You’ve registered to take auto shop and electrical shop at your new school in the fall. I hate to say this, but the classes are kind of going to suck.
You’ll be the only girl in both, and the boys are going to give you a hard time, and the teachers aren’t going to notice or care. And someone is going to steal your notes right before the electrical shop exam. (Don’t worry – you’ll do fine. Just make sure you check your math!).
It’s not going to be the best of experiences, but I want you to hold onto how much you love making stuff. Remember when you were really little, and you spent all your time in the basement with LEGO, Tinker Toys, and puzzles? I know that your favorite free-time activity these days is reading, but I want to encourage you to keep finding ways to create things. Keep writing programs for your Apple IIe. Ask our parents for some of the new LEGO Technic. Look in the phone book for a place to buy model rocketry stuff. Setting off explosions kind of scares you, yes. But I also know that you can do things that scare you – that’s why you learned how to weld in metal shop last year, right?

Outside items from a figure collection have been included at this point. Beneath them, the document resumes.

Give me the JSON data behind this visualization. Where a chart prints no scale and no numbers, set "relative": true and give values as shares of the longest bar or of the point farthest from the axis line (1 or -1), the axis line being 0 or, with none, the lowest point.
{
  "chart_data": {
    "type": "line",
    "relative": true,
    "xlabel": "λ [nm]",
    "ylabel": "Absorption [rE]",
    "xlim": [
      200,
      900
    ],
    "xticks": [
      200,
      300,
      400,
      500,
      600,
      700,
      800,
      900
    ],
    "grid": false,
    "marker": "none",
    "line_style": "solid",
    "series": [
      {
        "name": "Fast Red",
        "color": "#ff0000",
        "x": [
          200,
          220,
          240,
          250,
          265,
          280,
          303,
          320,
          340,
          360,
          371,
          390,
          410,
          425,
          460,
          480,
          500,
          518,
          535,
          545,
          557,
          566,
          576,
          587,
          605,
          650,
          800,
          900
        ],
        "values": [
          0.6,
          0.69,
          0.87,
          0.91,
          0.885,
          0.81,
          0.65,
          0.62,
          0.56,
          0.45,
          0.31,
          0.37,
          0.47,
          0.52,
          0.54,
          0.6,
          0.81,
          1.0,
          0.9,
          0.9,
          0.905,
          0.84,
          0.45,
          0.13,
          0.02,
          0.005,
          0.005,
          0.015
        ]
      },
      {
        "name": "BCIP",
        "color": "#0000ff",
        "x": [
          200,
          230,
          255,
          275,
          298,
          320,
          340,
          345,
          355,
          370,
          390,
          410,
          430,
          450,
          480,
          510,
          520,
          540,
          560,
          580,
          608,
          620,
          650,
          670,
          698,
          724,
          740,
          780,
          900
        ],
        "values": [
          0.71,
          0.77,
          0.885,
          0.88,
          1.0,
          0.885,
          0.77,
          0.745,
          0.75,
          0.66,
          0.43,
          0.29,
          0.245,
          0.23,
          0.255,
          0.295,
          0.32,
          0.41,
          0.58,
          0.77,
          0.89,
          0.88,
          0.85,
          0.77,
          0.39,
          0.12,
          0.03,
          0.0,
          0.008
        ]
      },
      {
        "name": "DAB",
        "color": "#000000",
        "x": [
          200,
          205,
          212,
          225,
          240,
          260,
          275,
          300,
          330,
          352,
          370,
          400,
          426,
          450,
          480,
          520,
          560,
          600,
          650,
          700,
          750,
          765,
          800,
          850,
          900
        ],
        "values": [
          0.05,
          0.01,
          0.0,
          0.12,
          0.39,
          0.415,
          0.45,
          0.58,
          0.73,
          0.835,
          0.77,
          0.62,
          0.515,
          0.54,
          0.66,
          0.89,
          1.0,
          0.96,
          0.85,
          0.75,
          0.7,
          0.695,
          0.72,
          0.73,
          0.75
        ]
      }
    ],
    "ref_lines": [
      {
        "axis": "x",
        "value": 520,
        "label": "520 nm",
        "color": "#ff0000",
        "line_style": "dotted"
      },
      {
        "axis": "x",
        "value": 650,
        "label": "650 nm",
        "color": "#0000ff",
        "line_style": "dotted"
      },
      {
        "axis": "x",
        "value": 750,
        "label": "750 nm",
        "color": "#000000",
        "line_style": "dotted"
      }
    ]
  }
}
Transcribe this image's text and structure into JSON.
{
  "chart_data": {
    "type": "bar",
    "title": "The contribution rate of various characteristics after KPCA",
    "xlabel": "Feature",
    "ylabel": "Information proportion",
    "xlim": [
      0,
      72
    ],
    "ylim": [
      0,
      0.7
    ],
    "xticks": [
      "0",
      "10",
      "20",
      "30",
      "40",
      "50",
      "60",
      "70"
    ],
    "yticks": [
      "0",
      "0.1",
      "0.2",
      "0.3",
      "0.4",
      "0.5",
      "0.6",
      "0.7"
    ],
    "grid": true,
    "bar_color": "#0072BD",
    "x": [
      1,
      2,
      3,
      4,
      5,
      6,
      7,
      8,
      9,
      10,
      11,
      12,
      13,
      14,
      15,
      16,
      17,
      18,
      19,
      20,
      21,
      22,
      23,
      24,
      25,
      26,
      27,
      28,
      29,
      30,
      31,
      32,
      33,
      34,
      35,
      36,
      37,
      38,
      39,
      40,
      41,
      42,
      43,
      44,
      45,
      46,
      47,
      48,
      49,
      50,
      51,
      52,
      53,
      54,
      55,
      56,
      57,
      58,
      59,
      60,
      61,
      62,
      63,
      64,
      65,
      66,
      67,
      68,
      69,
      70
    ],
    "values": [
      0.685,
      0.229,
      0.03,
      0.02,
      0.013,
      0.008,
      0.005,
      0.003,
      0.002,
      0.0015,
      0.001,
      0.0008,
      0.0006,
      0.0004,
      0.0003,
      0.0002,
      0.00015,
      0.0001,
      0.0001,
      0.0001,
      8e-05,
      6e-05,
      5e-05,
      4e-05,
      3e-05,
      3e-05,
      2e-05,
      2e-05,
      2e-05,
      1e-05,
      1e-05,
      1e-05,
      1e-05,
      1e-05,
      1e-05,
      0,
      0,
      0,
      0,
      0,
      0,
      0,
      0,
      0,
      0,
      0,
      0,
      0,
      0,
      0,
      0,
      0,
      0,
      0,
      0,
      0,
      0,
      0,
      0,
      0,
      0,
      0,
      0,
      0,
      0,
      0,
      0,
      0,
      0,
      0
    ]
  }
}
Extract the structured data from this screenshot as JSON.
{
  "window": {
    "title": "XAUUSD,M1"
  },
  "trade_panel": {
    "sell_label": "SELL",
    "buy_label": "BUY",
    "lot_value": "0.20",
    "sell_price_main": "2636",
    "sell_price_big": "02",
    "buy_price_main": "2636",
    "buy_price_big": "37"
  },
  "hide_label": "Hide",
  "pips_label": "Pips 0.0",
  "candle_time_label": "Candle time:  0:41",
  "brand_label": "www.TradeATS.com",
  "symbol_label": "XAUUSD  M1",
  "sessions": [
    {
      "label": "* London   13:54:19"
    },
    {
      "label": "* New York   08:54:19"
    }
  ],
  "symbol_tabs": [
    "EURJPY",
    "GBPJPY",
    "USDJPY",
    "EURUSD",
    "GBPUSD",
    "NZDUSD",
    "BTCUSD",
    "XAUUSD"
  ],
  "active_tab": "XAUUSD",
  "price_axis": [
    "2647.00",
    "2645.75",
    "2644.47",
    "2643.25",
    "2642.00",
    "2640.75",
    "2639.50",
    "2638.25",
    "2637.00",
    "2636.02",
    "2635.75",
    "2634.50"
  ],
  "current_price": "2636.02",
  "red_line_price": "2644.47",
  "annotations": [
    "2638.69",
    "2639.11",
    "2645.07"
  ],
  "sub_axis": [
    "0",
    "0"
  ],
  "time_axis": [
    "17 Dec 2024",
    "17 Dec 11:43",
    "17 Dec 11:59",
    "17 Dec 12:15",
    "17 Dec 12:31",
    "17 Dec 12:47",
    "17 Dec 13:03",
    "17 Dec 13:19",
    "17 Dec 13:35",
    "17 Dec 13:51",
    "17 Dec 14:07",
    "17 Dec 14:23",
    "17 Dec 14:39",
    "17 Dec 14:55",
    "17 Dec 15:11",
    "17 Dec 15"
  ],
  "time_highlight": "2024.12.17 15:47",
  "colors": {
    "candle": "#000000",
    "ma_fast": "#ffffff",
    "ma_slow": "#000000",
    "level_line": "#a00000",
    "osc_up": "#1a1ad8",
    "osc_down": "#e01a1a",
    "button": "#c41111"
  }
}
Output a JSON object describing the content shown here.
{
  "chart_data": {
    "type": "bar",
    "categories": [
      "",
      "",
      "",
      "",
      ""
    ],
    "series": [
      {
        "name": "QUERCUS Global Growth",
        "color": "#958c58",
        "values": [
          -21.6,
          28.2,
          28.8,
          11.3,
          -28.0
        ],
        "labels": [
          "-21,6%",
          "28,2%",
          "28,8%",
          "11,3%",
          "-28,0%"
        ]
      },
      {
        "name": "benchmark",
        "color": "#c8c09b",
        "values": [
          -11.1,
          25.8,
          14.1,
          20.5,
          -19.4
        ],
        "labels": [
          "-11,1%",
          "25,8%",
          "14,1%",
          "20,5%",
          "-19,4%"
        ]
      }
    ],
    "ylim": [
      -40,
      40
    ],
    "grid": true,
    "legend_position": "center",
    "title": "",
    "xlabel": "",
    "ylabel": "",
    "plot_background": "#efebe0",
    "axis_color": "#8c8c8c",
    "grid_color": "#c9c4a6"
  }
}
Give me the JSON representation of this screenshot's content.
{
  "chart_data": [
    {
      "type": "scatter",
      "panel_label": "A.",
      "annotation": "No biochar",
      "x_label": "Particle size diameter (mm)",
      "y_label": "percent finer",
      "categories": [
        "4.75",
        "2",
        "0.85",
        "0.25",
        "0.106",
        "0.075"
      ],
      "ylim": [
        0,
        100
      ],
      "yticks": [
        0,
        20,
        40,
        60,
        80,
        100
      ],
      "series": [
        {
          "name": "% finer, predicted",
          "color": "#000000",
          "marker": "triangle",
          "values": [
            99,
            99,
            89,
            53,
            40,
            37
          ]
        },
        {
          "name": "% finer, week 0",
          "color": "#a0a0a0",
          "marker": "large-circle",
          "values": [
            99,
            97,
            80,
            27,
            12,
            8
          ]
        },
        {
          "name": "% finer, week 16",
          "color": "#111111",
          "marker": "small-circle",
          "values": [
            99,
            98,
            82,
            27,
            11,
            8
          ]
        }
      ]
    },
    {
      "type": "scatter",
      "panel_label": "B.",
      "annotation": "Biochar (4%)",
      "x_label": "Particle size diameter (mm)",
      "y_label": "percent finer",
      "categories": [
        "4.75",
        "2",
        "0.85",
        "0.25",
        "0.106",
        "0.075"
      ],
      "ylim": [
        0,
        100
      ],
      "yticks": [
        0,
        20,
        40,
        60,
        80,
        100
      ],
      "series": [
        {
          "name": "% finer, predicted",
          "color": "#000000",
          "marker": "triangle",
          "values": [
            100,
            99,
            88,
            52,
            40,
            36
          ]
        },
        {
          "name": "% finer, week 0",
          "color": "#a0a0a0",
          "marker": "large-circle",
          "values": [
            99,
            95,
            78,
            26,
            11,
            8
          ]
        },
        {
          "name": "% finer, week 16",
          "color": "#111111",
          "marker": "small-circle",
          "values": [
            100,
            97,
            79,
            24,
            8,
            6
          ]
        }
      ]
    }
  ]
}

Because here’s the thing: you’re good at math and physics. Yes, I know you haven’t done any physics yet – I promise you, you’re good at it. And that’ll get you really far – through college (whoops, that’s ‘university’ to you) and graduate school. But no one is really going to give you many opportunities to build things, and you’ll really want to, trust me. There’s a distinctive pleasure to holding something that you’ve made, and you’ll get a tremendous confidence boost from it – it’s the difference between, “I’m not sure,” and “Of course I can.” Figuring out how to solve a physics problem is one thing; figuring out how to put something together is quite another. You’ll get lots of practice with the first, but you’ll need to make your own experiences with the second.
So go out there and start making things. And keep making things.
But let me tell you – the future is pretty awesome. Just one example: you know that new Apple Macintosh computer that Ms. Hamilton, the librarian, got this year to catalog the library? And how cool it was compared to all the Apple IIs in the computer lab? You will not believe what I’m holding in my hand right now…
Much love from the 21st century,
PS: Can I ask you a favor? David Bowie’s Ziggy Stardust and the Spiders from Mars, the LP that you have? Would you mind hanging on to it? Your future self thanks you.
Debbie Chachra is an Assistant Professor of Materials Science at the Franklin W. Olin College of Engineering in Needham, MA. Prior to joining the faculty at Olin College, she was a postdoctoral researcher at MIT. She holds an undergraduate engineering degree, a master’s and a PhD from the University of Toronto. Her research interests include both biological materials (she is currently investigating a type of plastic made by bees) and engineering education. In 2010 she received an NSF CAREER Award in support of her project to investigate self-efficacy (self-confidence) in first-year, project-based engineering courses.